Google BigQuery GIS – Geospatial in the Cloud
Chad Jennings is the GIS lead at Google Cloud as well as being on the product management team for Google’s BigQuery. His mission is to figure out how to innovate geospatial cloud along with the GIS assets that Google “proper” has. Before he joined Google, he’d done several startups. Some went fine, and some ended up as smoldering craters in the ground. The last he was involved in was his entry into the combination of what people called Big Data and geospatial analytics.
What Is BigQuery?
It’s Google Cloud’s enterprise data warehouse. It’s an immensely scalable and quick data storage and processing product that got a geospatial facelift a couple of years ago. Users interact with BigQuery with standard SQL verbs. It feels like a relational database except you can have relations and tables that are petabytes big ̶ but to the user, it’s still just a simple case of typing in SQL. It’s the first cloud data warehouse to have PostGIS lookalike functions that can do geospatial filtering and joins.
Why Has It Taken So Long for GIS to Enter Data Warehousing?
The primary functions of a data warehouse from Google’s point of view are weblogs, transactions, financial history analysis, and things of that nature.
BigQuery was invented to do web log analysis because Google, being Google, had an awful lot of it to crunch through.
There was a big gap there for the product because it wasn’t serving GIS use cases at all. It’s been exciting to act as an advocate for getting engineering resources spun up and finding leads. That’s how the product has grown since 2016 with its launch in 2018. And the rest is history; off to the races since then.
User Interface and Other Integrations to BigQuery GIS
All of Google Cloud products have either Application Programming Interfaces (APIs) or User Interfaces (UIs). Generally speaking, UIs backed by API and BigQuery are no different.

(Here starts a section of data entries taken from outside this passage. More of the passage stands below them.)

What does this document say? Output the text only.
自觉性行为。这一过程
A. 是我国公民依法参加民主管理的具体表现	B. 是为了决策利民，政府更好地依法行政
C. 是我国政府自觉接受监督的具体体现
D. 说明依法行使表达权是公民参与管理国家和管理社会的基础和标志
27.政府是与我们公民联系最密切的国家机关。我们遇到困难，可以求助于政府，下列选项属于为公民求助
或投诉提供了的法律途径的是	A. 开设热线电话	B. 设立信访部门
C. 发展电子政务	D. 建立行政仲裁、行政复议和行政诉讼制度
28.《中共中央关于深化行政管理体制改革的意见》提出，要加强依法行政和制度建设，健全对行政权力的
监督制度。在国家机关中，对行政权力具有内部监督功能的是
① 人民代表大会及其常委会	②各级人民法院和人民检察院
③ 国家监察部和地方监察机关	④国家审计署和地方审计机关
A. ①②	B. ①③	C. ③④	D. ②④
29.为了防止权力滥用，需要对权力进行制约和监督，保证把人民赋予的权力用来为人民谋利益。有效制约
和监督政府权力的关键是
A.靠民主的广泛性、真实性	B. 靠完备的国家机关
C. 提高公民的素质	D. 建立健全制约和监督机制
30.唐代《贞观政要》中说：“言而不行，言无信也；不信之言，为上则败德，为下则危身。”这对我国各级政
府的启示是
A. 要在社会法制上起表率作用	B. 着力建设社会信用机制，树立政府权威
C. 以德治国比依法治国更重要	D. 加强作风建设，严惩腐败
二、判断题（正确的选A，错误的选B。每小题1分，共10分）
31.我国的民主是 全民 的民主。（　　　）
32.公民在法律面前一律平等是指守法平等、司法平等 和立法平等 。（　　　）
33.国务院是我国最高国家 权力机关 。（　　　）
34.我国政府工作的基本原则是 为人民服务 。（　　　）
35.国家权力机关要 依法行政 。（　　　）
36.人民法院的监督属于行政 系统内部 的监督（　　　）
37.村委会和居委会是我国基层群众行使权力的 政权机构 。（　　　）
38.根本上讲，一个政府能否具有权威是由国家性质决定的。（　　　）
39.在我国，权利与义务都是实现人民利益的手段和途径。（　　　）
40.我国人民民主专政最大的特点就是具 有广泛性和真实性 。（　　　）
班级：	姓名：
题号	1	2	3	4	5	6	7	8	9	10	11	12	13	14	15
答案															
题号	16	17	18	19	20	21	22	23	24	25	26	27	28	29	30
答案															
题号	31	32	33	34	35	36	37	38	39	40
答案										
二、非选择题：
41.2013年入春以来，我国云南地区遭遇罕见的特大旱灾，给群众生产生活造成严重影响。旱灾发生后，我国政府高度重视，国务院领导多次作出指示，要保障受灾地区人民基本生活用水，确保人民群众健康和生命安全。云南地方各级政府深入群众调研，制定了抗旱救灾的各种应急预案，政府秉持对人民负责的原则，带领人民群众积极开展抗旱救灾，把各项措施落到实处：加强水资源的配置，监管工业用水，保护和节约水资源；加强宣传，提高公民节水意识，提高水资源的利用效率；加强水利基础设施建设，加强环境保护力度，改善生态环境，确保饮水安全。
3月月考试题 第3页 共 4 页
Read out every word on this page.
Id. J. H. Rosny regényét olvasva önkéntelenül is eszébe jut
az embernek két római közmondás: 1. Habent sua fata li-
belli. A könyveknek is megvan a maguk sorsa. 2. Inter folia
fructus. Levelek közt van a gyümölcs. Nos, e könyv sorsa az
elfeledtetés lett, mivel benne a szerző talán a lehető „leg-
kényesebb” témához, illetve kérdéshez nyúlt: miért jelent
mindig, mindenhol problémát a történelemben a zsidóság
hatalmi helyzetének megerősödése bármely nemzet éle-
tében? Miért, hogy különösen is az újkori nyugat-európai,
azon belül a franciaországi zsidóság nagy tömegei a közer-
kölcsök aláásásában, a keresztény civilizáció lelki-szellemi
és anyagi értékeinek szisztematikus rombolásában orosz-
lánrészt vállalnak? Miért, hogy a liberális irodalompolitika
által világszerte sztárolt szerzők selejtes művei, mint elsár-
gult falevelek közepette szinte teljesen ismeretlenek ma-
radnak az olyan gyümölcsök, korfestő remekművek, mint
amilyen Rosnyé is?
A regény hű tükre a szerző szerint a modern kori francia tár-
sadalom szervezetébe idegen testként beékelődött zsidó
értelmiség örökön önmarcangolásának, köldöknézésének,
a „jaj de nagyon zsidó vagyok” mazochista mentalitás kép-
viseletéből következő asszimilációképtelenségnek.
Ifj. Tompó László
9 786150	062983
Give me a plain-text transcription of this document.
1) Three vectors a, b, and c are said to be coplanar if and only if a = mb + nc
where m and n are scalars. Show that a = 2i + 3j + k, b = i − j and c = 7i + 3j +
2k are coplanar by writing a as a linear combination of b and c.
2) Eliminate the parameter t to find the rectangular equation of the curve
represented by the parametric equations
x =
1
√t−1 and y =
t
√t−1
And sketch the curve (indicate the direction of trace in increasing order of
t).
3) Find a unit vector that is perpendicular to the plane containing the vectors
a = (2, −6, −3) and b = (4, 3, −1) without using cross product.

There’s a SQL composition window where you’d type in your commands or copy and paste them from examples that you find on the web. Press Run Query and the engine processes your commands and returns your results. Then you use a variety of different tools to look at the results.
Tools like a connector for QGIS, or Data Studio for business analytics (they just launched support for Google Maps’ base maps). Speaking of slick tools, BigQuery’s Geo Viz will render the results of your query directly on a map with no transforming or transferring data.
How Does Data Get into BigQuery?
In two ways.
You can do batch loads of data. There is a command called BigQuery or “bq” load. The loading of the data is free, provided customers are using best practices, which can be found on the web. Check out this video on loading data into BigQuery
There is also a streaming API, which a lot of GIS customers are using for things like industrial IoTs, telematics, and vehicle data, which they stream into BigQuery. We have customers who are doing up to 10 Gb per second per table. That’s a fat pipe coming into the product for data that is typically generated in real-time.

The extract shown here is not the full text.